Stratoz and I were planning to make house number plaques, and not getting to it, and then our good friend Joanne encouraged us to make a sample one so people could see one incarnate. We did the 960, which has been on tour with us to shows, and are grateful for Joanne’s push to create one. The 477 was one of the first commissions, and went to someone from my former life as a librarian, and it’s nice to have him as a client once again! I love how intense the blue turned out, and so did he.
We work with the client to choose the colors that sing with their home. Some send pictures of their homes, some know what colors they like. Legibility is very important to us, and we advocate for high contrast, so the numbers pop. We have a gallery of completed signs on Nutmeg Designs’ Flickr for inspiration. [Edited to add: Check our website for a Nutmeg Designs House Numbers Colorways Guide.]

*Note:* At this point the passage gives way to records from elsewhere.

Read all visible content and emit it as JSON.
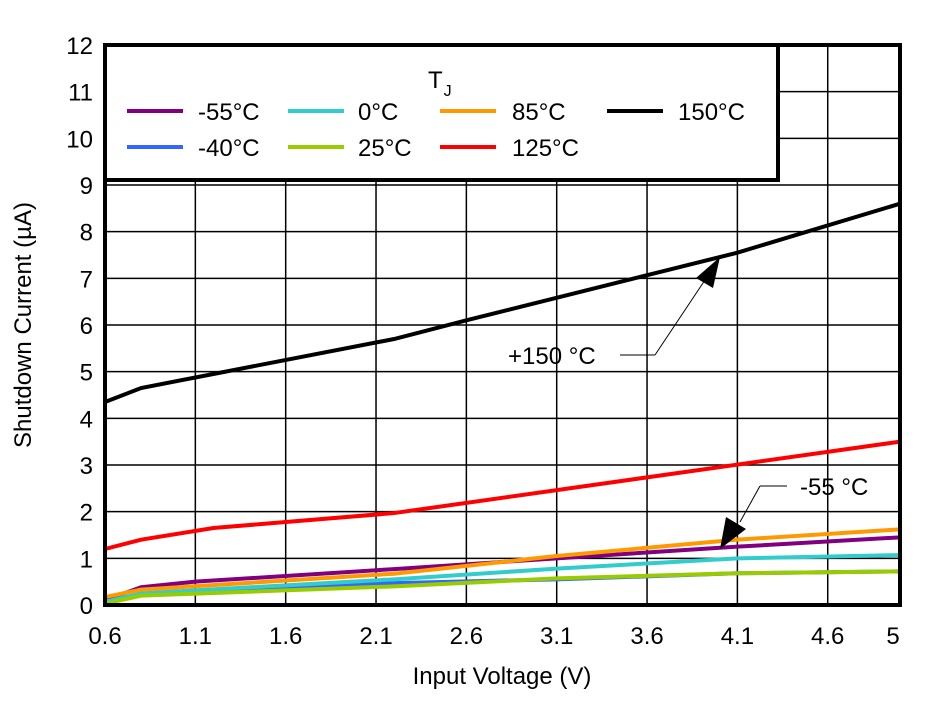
{
  "chart_data": {
    "type": "line",
    "title": "",
    "xlabel": "Input Voltage (V)",
    "ylabel": "Shutdown Current (µA)",
    "xlim": [
      0.6,
      5
    ],
    "ylim": [
      0,
      12
    ],
    "xticks": [
      "0.6",
      "1.1",
      "1.6",
      "2.1",
      "2.6",
      "3.1",
      "3.6",
      "4.1",
      "4.6",
      "5"
    ],
    "yticks": [
      "0",
      "1",
      "2",
      "3",
      "4",
      "5",
      "6",
      "7",
      "8",
      "9",
      "10",
      "11",
      "12"
    ],
    "grid": true,
    "legend": {
      "title": "T",
      "title_sub": "J",
      "placement": "top"
    },
    "series": [
      {
        "name": "-55°C",
        "color": "#800080",
        "x": [
          0.6,
          0.8,
          1.1,
          2.2,
          3.1,
          4.1,
          5
        ],
        "y": [
          0.1,
          0.38,
          0.5,
          0.77,
          1.0,
          1.25,
          1.45
        ]
      },
      {
        "name": "-40°C",
        "color": "#3366ff",
        "x": [
          0.6,
          0.8,
          2.2,
          3.1,
          4.1,
          5
        ],
        "y": [
          0.05,
          0.23,
          0.47,
          0.55,
          0.68,
          0.72
        ]
      },
      {
        "name": "0°C",
        "color": "#33cccc",
        "x": [
          0.6,
          0.8,
          2.2,
          3.1,
          4.1,
          5
        ],
        "y": [
          0.07,
          0.25,
          0.55,
          0.78,
          1.0,
          1.07
        ]
      },
      {
        "name": "25°C",
        "color": "#99cc00",
        "x": [
          0.6,
          0.8,
          2.2,
          3.1,
          4.1,
          5
        ],
        "y": [
          0.03,
          0.2,
          0.4,
          0.57,
          0.68,
          0.72
        ]
      },
      {
        "name": "85°C",
        "color": "#ff9900",
        "x": [
          0.6,
          0.8,
          2.2,
          3.1,
          4.1,
          5
        ],
        "y": [
          0.17,
          0.33,
          0.67,
          1.05,
          1.4,
          1.62
        ]
      },
      {
        "name": "125°C",
        "color": "#ff0000",
        "x": [
          0.6,
          0.8,
          1.2,
          2.2,
          5
        ],
        "y": [
          1.2,
          1.4,
          1.65,
          1.97,
          3.5
        ]
      },
      {
        "name": "150°C",
        "color": "#000000",
        "x": [
          0.6,
          0.8,
          1.2,
          2.2,
          2.6,
          4.1,
          5
        ],
        "y": [
          4.35,
          4.65,
          4.95,
          5.7,
          6.1,
          7.55,
          8.6
        ]
      }
    ],
    "annotations": [
      {
        "text": "+150 °C",
        "target": [
          4.1,
          7.55
        ]
      },
      {
        "text": "-55 °C",
        "target": [
          3.98,
          1.22
        ]
      }
    ]
  }
}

Stratoz uses his design ability to make a drawing of the numbers for each commission, creating cutting lines, and relating the numbers to each other as a unit. He cuts out the pattern, then the glass, grinds to the exact shape on his glass grinder, and hands the pieces over to me in the adjacent studio.
I use newly quarried Pennsylvania Slate, from just an hour up the road in Northampton, as the base with a coat of primer to let the maximum color shine from the glass.
After tracing the pattern onto the slate, I glue the pieces from Stratoz into their configuration, which involves some tweaking and adjustments, since there are multiple pieces, and they all relate to each other, and need to look like the numbers they represent!
Then the intricate work of mosaicking around the numbers begins, figuring out the flow of the shapes. I use waterproof glue, because house numbers tend to be outside, or on the porch. Finally, I grout with sanded grout, and seal for stain and water resistance.
We package it very carefully to send to its new home.
If you want even more coolness, like a rainbow border, we can talk custom prices.